Accogliere una persona in misura alternativa non significa “fare un favore”, ma contribuire a un territorio più sicuro e più giusto
Nell’immaginario collettivo la pena coincide ancora con il carcere, come se l’isolamento dalla società fosse l’unico modo per proteggere la società stessa. Nelle pagine di Ristretti Orizzonti, raccontiamo però che la detenzione non è l’unica via, né la più efficace per ridurre la devianza. L’ordinamento penitenziario italiano definisce con chiarezza che il trattamento deve essere rispettoso della dignità della persona, individualizzato e orientato al reinserimento sociale. Formazione, lavoro, attività culturali e soprattutto contatti con il territorio sono gli strumenti attraverso cui la pena può davvero diventare rieducativa. E le misure alternative incarnano questa logica. Specialmente la Messa alla Prova e l’affidamento in prova ai servizi sociali permettono di scontare la pena all’esterno favorendo un reinserimento più stabile. Tutte le ricerche dimostrano che la recidiva si riduce quando la pena si svolge in contesti dove le persone possono mantenere o ricostruire legami significativi.

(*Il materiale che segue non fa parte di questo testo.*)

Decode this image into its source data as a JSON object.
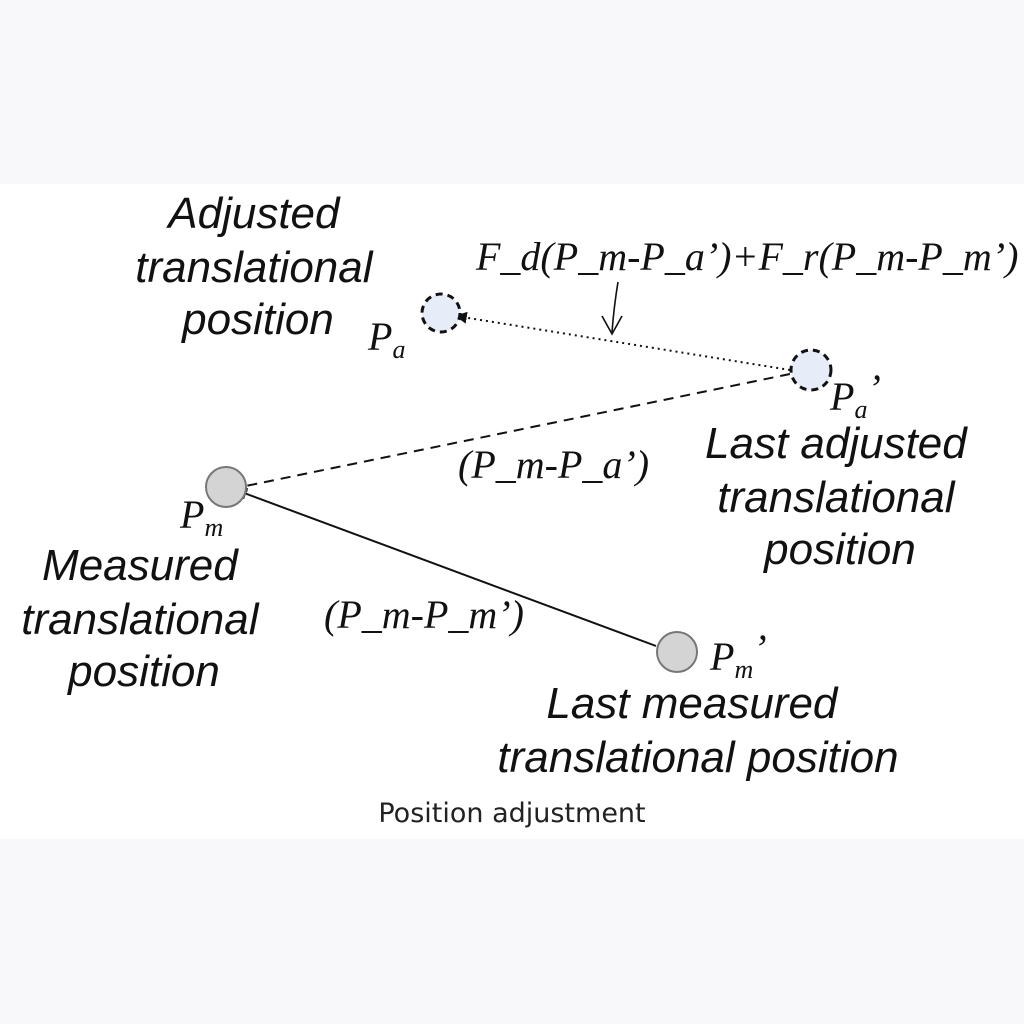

Eppure, proprio nel momento del rientro in società, le persone condannate si scontrano non solo con il pregiudizio e la diffidenza della comunità, ma anche con un sistema che raramente offre percorsi strutturati di accompagnamento. Nonostante la stigmatizzazione che pesa sugli ex detenuti, Padova rappresenta un’eccezione parziale grazie alla vivacità del volontariato. Tuttavia, le realtà che si occupano di carcere sono sovraccariche e la domanda supera di gran lunga la capacità di accogliere. Infatti, le associazioni e le cooperative che collaborano con la giustizia sono oggi sommerse dalle richieste di persone in Messa alla prova – spesso condannate per reati stradali – e di persone in Affidamento in prova. Per loro l’attività di pubblica utilità o di volontariato sono componenti fondamentali del programma disposto dal giudice. Si tratta di poche ore settimanali, spesso da incastrare con un lavoro già precario, ma decisive per riconquistare la fiducia della comunità e costruire percorsi di emancipazione.
Il problema è che molte persone rischiano di non poter accedere alle misure alternative o di non completare il proprio percorso solo perché non trovano un ente disposto ad accoglierle. Questo non è un dettaglio burocratico. Significa invece perdere la possibilità di trasformare una condanna in un’occasione di crescita, e significa riportare dentro il carcere persone che potrebbero invece scontare la pena contribuendo al bene comune.
Per questo è fondamentale un’assunzione collettiva di responsabilità. Il terzo settore padovano, già ricco di competenze, valori e reti solidali, dovrebbe volgere maggiormente lo sguardo sulle persone coinvolte in percorsi di giustizia penale e accogliere la sfida di trasformare la punizione in partecipazione. Accogliere una persona in misura alternativa non significa “fare un favore”, ma contribuire a un territorio più sicuro e più giusto. Significa credere che il cambiamento è possibile, e che la comunità è il luogo in cui questo cambiamento può accadere.